For the full toolkit (embeddings, fuzzy dedup, language detection):

```bash
pip install "dokime[all]"
```

<details>
<summary>Pick individual extras</summary>

| Extra | What it adds |
|---|---|
| `dokime[embeddings]` | Sentence-transformer embeddings, FAISS search, semantic dedup |
| `dokime[dedup]` | MinHash-LSH fuzzy deduplication |
| `dokime[nlp]` | Language detection (lingua) |
| `dokime[io]` | HuggingFace `datasets`, Pandas |
| `dokime[explore]` | Interactive web UI |

</details>

## Quick Start

Score your data in one command:

```bash
dokime score data.jsonl
```

Build a curation pipeline:

```python
from dokime.core.pipeline import Pipeline
from dokime.core.filters import LengthFilter, WhitespaceFilter, RepetitionFilter
from dokime.quality.dedup import ExactDedup

pipeline = Pipeline("my-curation")
pipeline.add_filter(LengthFilter(min_length=50, max_length=100_000))
pipeline.add_filter(WhitespaceFilter(max_whitespace_ratio=0.4))
pipeline.add_filter(RepetitionFilter(max_repetition_ratio=0.3))
pipeline.add_filter(ExactDedup())

result = pipeline.run("data/raw.jsonl", "data/curated.parquet")
print(f"Kept {result['total_kept']:,} / {result['total_read']:,} documents")
```

Or from the CLI:

```bash
dokime curate data/raw.jsonl data/clean.parquet \
  --min-length 50 --max-whitespace 0.4 --dedup
```

## What's in the box

**Quality scoring** — Grade your dataset A-F with per-document signals: entropy, character ratios, word count, repetition detection.

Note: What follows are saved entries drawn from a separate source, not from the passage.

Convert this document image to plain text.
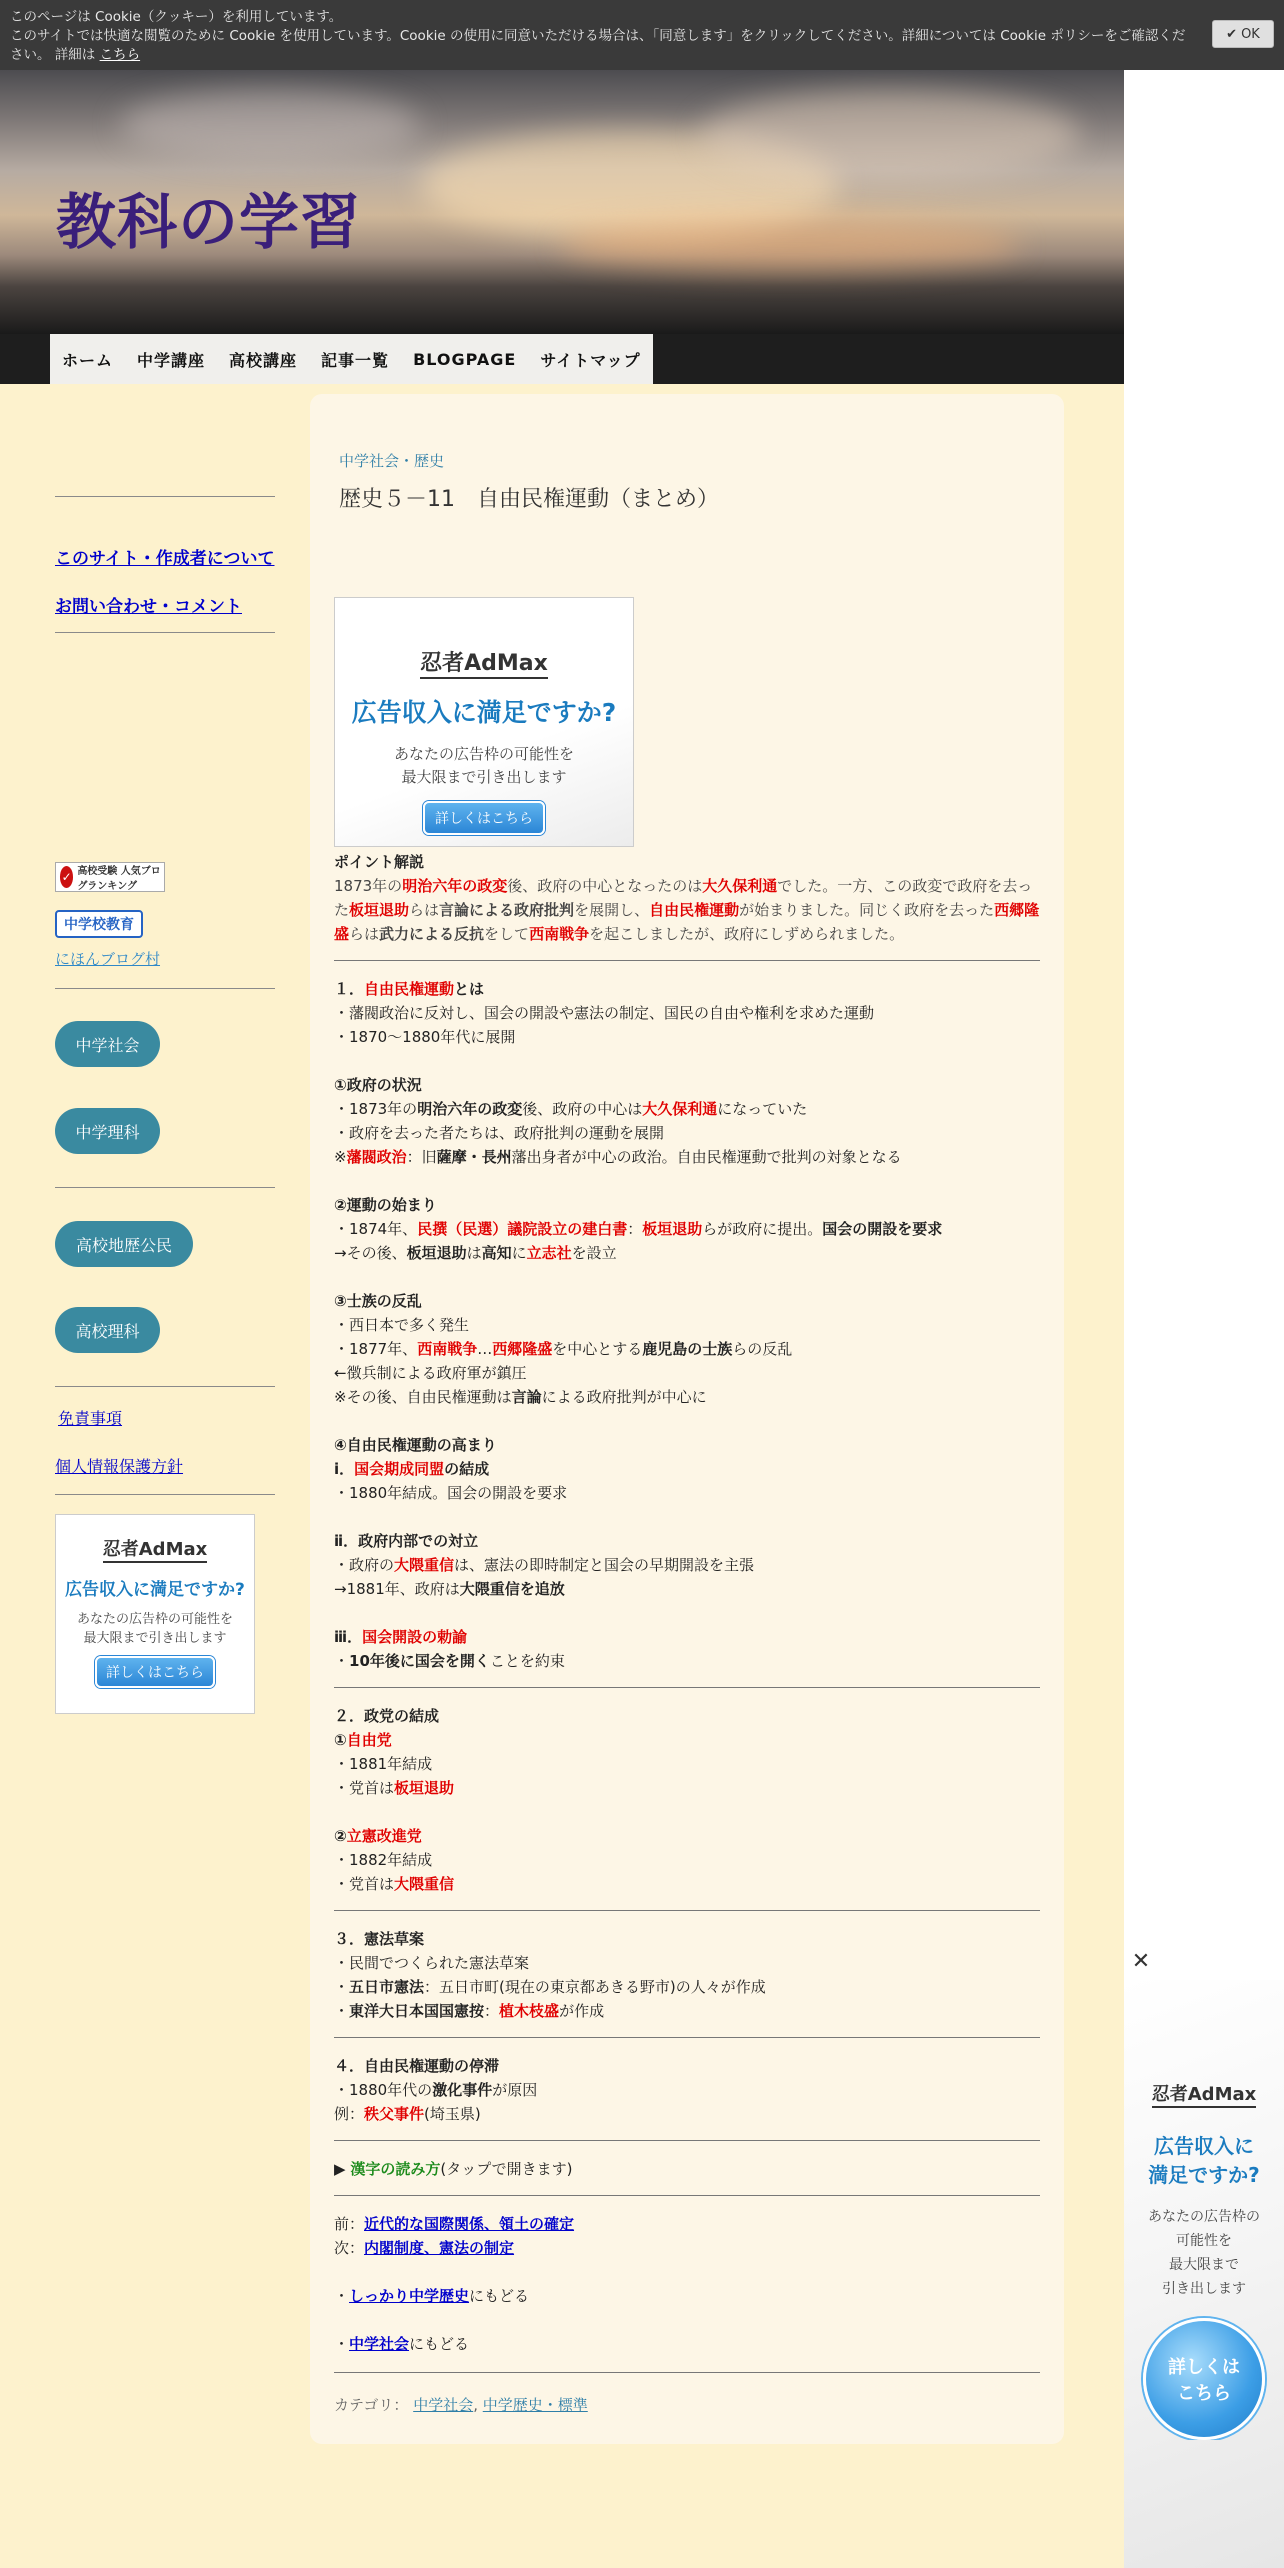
このページは Cookie（クッキー）を利用しています。
このサイトでは快適な閲覧のために Cookie を使用しています。Cookie の使用に同意いただける場合は、「同意します」をクリックしてください。詳細については Cookie ポリシーをご確認ください。 詳細は こちら
✔ OK
教科の学習
ホーム	中学講座	高校講座	記事一覧	BLOGPAGE	サイトマップ
このサイト・作成者について
お問い合わせ・コメント
✓ 高校受験 人気ブログランキング
中学校教育
にほんブログ村
中学社会
中学理科
高校地歴公民
高校理科
免責事項
個人情報保護方針
忍者AdMax
広告収入に満足ですか?
あなたの広告枠の可能性を
最大限まで引き出します
詳しくはこちら
中学社会・歴史
歴史５－11　自由民権運動（まとめ）
忍者AdMax
広告収入に満足ですか?
あなたの広告枠の可能性を
最大限まで引き出します
詳しくはこちら
ポイント解説

1873年の明治六年の政変後、政府の中心となったのは大久保利通でした。一方、この政変で政府を去った板垣退助らは言論による政府批判を展開し、自由民権運動が始まりました。同じく政府を去った西郷隆盛らは武力による反抗をして西南戦争を起こしましたが、政府にしずめられました。

１．自由民権運動とは
・藩閥政治に反対し、国会の開設や憲法の制定、国民の自由や権利を求めた運動
・1870～1880年代に展開
①政府の状況
・1873年の明治六年の政変後、政府の中心は大久保利通になっていた
・政府を去った者たちは、政府批判の運動を展開
※藩閥政治：旧薩摩・長州藩出身者が中心の政治。自由民権運動で批判の対象となる
②運動の始まり
・1874年、民撰（民選）議院設立の建白書：板垣退助らが政府に提出。国会の開設を要求
→その後、板垣退助は高知に立志社を設立
③士族の反乱
・西日本で多く発生
・1877年、西南戦争…西郷隆盛を中心とする鹿児島の士族らの反乱
←徴兵制による政府軍が鎮圧
※その後、自由民権運動は言論による政府批判が中心に
④自由民権運動の高まり
ⅰ．国会期成同盟の結成
・1880年結成。国会の開設を要求
ⅱ．政府内部での対立
・政府の大隈重信は、憲法の即時制定と国会の早期開設を主張
→1881年、政府は大隈重信を追放
ⅲ．国会開設の勅諭
・10年後に国会を開くことを約束
２．政党の結成
①自由党
・1881年結成
・党首は板垣退助
②立憲改進党
・1882年結成
・党首は大隈重信
３．憲法草案
・民間でつくられた憲法草案
・五日市憲法：五日市町(現在の東京都あきる野市)の人々が作成
・東洋大日本国国憲按：植木枝盛が作成
４．自由民権運動の停滞
・1880年代の激化事件が原因
例：秩父事件(埼玉県)
▶ 漢字の読み方(タップで開きます)
前：近代的な国際関係、領土の確定
次：内閣制度、憲法の制定
・しっかり中学歴史にもどる
・中学社会にもどる
カテゴリ： 中学社会, 中学歴史・標準
✕
忍者AdMax
広告収入に
満足ですか?
あなたの広告枠の
可能性を
最大限まで
引き出します
詳しくは
こちら
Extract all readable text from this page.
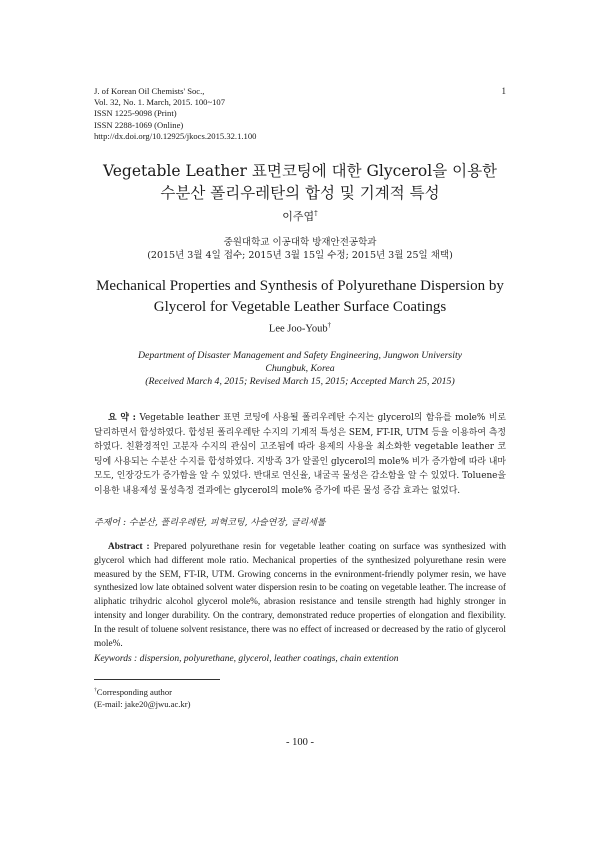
J. of Korean Oil Chemists' Soc.,
Vol. 32, No. 1. March, 2015. 100~107
ISSN 1225-9098 (Print)
ISSN 2288-1069 (Online)
http://dx.doi.org/10.12925/jkocs.2015.32.1.100
1
Vegetable Leather 표면코팅에 대한 Glycerol을 이용한
수분산 폴리우레탄의 합성 및 기계적 특성
이주엽†
중원대학교 이공대학 방재안전공학과
(2015년 3월 4일 접수; 2015년 3월 15일 수정; 2015년 3월 25일 채택)
Mechanical Properties and Synthesis of Polyurethane Dispersion by
Glycerol for Vegetable Leather Surface Coatings
Lee Joo-Youb†
Department of Disaster Management and Safety Engineering, Jungwon University
Chungbuk, Korea
(Received March 4, 2015; Revised March 15, 2015; Accepted March 25, 2015)
요 약 : Vegetable leather 표면 코팅에 사용될 폴리우레탄 수지는 glycerol의 함유를 mole% 비로 달리하면서 합성하였다. 합성된 폴리우레탄 수지의 기계적 특성은 SEM, FT-IR, UTM 등을 이용하여 측정하였다. 친환경적인 고분자 수지의 관심이 고조됨에 따라 용제의 사용을 최소화한 vegetable leather 코팅에 사용되는 수분산 수지를 합성하였다. 지방족 3가 알콜인 glycerol의 mole% 비가 증가함에 따라 내마모도, 인장강도가 증가함을 알 수 있었다. 반대로 연신율, 내굴곡 물성은 감소함을 알 수 있었다. Toluene을 이용한 내용제성 물성측정 결과에는 glycerol의 mole% 증가에 따른 물성 증감 효과는 없었다.
주제어 : 수분산, 폴리우레탄, 피혁코팅, 사슬연장, 글리세롤
Abstract : Prepared polyurethane resin for vegetable leather coating on surface was synthesized with glycerol which had different mole ratio. Mechanical properties of the synthesized polyurethane resin were measured by the SEM, FT-IR, UTM. Growing concerns in the evnironment-friendly polymer resin, we have synthesized low late obtained solvent water dispersion resin to be coating on vegetable leather. The increase of aliphatic trihydric alcohol glycerol mole%, abrasion resistance and tensile strength had highly stronger in intensity and longer durability. On the contrary, demonstrated reduce properties of elongation and flexibility. In the result of toluene solvent resistance, there was no effect of increased or decreased by the ratio of glycerol mole%.
Keywords : dispersion, polyurethane, glycerol, leather coatings, chain extention
†Corresponding author
(E-mail: jake20@jwu.ac.kr)
- 100 -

**12 heuristic filters** — Length, word count, whitespace, repetition, special characters, alphabetic ratio, URLs, stopwords, language, field existence, regex. All composable via code or YAML.

**3 dedup strategies** — Exact (SHA-256), fuzzy (MinHash-LSH), and semantic (embedding cosine similarity).

**Embeddings & search** — Compute sentence-transformer embeddings, FAISS-backed search, k-NN anomaly/outlier detection.

**Pipeline orchestration** — Chain filters, configure via YAML, streaming execution with constant memory, per-filter removal stats.

**10 CLI commands** — `version`, `curate`, `stats`, `embed`, `search`, `outliers`, `score`, `push`, `attribute`, `explore`.

## Documentation

Full docs at **[dokime-ai.github.io/dokime](https://dokime-ai.github.io/dokime)**.

## Contributing

We welcome contributions. See [CONTRIBUTING.md](CONTRIBUTING.md) for setup instructions.

## License

Apache 2.0 — see [LICENSE](LICENSE).